When the lecture was finished the company fell out for twenty minutes; they smoked and ate chocolate and exchanged gossip; qualifying every noun, verb or adjective with the single, unvarying obscenity which punctuated all their speech like a hiccup; they stamped their feet and chafed their hands.

“What did the––company commander want?”

“He wanted to send me to a––O.C.T.U.,” said Alastair.

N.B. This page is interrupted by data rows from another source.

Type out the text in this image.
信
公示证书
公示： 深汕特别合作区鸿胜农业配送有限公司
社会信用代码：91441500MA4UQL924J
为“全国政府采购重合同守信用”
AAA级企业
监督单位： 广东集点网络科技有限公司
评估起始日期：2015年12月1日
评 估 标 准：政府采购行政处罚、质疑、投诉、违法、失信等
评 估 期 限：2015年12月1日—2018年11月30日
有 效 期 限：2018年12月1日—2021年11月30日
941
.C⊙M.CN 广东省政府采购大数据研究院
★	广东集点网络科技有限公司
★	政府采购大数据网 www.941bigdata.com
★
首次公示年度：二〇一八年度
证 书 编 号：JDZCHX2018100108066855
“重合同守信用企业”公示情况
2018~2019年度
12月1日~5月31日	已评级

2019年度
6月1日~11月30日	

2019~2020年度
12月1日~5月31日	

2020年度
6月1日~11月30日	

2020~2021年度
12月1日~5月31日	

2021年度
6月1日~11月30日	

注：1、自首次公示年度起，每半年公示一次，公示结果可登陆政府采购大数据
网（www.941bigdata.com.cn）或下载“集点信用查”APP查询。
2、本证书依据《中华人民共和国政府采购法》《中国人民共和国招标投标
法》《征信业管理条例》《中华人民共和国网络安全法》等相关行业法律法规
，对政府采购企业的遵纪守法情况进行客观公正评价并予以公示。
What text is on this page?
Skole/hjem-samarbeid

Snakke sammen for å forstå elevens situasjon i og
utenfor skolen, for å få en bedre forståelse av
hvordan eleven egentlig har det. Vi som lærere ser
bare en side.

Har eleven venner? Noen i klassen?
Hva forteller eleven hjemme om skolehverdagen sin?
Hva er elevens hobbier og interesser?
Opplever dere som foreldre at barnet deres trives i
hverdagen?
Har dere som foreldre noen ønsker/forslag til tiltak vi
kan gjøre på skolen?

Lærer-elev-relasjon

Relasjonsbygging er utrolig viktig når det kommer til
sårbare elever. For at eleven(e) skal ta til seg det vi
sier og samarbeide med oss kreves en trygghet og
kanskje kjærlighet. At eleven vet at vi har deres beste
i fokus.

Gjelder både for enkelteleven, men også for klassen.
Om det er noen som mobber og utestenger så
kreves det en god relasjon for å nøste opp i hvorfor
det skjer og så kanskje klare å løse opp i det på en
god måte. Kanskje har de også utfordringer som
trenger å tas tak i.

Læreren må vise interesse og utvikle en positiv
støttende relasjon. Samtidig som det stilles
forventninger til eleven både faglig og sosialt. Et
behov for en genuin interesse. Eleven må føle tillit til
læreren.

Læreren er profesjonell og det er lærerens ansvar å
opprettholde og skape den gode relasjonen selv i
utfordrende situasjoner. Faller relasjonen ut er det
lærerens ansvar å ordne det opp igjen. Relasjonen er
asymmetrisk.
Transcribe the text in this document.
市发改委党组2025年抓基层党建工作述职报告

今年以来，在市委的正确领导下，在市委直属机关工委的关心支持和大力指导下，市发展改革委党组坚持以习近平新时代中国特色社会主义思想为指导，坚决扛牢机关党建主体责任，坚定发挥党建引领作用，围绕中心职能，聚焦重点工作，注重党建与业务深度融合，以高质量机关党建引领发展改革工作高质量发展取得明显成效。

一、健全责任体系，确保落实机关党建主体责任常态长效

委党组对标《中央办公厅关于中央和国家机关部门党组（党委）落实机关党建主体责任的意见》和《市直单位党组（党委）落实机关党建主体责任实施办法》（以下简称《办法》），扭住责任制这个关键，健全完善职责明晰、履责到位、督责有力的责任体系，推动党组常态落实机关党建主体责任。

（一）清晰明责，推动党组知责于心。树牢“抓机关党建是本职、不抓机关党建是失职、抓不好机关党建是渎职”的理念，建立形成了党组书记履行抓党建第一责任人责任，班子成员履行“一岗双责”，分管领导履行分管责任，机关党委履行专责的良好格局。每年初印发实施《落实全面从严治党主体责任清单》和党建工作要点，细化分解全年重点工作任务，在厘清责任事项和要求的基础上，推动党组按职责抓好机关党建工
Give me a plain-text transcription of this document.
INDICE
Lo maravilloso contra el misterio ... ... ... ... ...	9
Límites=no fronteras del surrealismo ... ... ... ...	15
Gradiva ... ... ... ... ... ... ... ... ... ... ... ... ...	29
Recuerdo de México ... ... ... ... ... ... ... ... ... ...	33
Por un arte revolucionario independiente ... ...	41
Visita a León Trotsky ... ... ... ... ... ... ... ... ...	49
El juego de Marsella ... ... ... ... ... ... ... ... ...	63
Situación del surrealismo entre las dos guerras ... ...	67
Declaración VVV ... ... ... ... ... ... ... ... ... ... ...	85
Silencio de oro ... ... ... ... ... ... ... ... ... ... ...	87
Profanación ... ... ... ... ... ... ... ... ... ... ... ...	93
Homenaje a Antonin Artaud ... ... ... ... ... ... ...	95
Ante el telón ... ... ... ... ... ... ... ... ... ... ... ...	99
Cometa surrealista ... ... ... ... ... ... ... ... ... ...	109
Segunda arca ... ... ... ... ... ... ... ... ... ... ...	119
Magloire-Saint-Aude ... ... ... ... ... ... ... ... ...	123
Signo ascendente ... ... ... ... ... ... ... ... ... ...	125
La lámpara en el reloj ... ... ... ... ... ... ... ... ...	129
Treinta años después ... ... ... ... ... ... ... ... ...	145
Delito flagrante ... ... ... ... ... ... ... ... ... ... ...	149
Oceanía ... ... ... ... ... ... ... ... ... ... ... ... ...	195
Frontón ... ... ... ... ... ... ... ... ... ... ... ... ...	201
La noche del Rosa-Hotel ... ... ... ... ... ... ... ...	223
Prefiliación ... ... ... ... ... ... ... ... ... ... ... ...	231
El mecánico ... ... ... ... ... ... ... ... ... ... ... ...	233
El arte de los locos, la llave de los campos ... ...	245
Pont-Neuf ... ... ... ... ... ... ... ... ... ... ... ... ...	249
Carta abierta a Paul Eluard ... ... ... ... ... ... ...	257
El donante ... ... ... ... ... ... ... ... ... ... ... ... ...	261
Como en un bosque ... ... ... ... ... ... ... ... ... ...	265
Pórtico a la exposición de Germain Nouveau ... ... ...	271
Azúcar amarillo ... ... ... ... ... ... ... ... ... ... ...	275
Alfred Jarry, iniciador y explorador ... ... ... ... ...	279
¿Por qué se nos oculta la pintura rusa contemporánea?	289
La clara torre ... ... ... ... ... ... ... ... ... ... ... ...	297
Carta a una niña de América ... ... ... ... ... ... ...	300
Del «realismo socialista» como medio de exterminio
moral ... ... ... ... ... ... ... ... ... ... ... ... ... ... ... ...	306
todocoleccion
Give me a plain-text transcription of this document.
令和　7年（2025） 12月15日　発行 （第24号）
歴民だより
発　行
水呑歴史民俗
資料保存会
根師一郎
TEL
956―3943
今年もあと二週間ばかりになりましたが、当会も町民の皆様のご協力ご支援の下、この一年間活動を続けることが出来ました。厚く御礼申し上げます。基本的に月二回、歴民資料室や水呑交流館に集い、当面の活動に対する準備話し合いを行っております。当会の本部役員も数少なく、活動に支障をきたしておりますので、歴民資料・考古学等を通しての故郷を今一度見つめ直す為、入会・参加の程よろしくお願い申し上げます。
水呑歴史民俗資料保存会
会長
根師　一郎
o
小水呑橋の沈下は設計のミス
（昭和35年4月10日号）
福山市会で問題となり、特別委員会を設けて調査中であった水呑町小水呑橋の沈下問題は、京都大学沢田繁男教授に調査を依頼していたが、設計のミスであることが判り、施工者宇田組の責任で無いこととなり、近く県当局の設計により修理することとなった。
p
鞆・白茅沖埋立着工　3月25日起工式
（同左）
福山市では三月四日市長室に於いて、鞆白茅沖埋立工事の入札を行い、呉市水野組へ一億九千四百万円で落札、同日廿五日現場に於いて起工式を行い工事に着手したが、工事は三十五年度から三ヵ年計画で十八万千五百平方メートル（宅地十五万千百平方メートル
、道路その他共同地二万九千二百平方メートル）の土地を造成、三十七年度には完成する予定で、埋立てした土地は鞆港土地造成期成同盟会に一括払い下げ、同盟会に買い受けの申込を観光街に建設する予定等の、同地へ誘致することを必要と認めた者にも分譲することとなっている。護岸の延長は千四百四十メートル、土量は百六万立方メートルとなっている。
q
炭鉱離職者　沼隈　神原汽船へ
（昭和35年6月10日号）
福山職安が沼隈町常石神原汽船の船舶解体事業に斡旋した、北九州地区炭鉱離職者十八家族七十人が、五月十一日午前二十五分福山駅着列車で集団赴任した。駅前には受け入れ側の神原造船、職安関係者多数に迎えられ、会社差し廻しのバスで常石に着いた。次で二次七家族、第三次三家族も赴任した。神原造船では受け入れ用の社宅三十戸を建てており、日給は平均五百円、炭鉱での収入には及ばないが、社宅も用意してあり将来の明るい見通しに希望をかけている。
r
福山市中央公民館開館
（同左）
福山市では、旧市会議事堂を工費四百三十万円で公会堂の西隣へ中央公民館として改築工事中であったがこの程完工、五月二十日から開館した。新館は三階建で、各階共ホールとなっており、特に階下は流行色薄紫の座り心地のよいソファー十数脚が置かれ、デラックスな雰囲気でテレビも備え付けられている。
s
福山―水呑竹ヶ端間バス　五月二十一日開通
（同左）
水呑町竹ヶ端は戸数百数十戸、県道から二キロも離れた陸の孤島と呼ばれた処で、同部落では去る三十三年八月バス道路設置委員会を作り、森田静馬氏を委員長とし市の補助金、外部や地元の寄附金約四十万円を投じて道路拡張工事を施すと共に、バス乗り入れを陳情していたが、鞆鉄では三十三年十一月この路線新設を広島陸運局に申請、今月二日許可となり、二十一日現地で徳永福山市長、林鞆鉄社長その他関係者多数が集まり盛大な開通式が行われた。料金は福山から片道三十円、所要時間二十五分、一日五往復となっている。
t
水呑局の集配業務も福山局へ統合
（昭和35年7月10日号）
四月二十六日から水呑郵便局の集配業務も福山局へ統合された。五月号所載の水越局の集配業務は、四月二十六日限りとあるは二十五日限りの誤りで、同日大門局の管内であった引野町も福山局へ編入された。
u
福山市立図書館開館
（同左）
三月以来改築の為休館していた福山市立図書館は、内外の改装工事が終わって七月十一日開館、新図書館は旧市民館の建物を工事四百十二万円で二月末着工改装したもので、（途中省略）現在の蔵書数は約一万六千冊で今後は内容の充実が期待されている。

“Well some––are––lucky. When are you off?”

“I’m staying here.”

“Don’t you want to be a––officer?”

“Not––likely,” said Alastair.

When people asked Alastair, as they quite often did, why he did not put in for a commission, he sometimes said, “Snobbery. I don’t want to meet the officers on social terms”; sometimes he said, “Laziness. They work too hard in wartime”; sometimes he said, “The whole thing’s so crazy one might as well go the whole hog.” To Sonia he said, “We’ve had a pretty easy life up to now. It’s probably quite good for one to have a change sometimes.” That was the nearest he ever came to expressing the nebulous satisfaction which lay at the back of his mind. Sonia understood it, but left it undefined. Once, much later, she said to Basil, “I believe I know what Alastair felt all that first winter of the war. It sounds awfully unlike him, but he was a much odder character than anyone knew. You remember that man who used to dress as an Arab and then went into the Air Force as a private because the thought the British Government had let the Arabs down? I forget his name but there were lots of books about him…. Well, I believe Alastair felt like that. You see he’d never done anything for the country and though we were always broke we had lots of money really and lots of fun. I believe he thought that perhaps if we hadn’t had so much fun perhaps there wouldn’t have been any war. Though how he could blame himself for Hitler I never quite saw…At least I do now in a way,” she added. “He went into the ranks as a kind of penance or whatever it’s called, that religious people are always supposed to do.”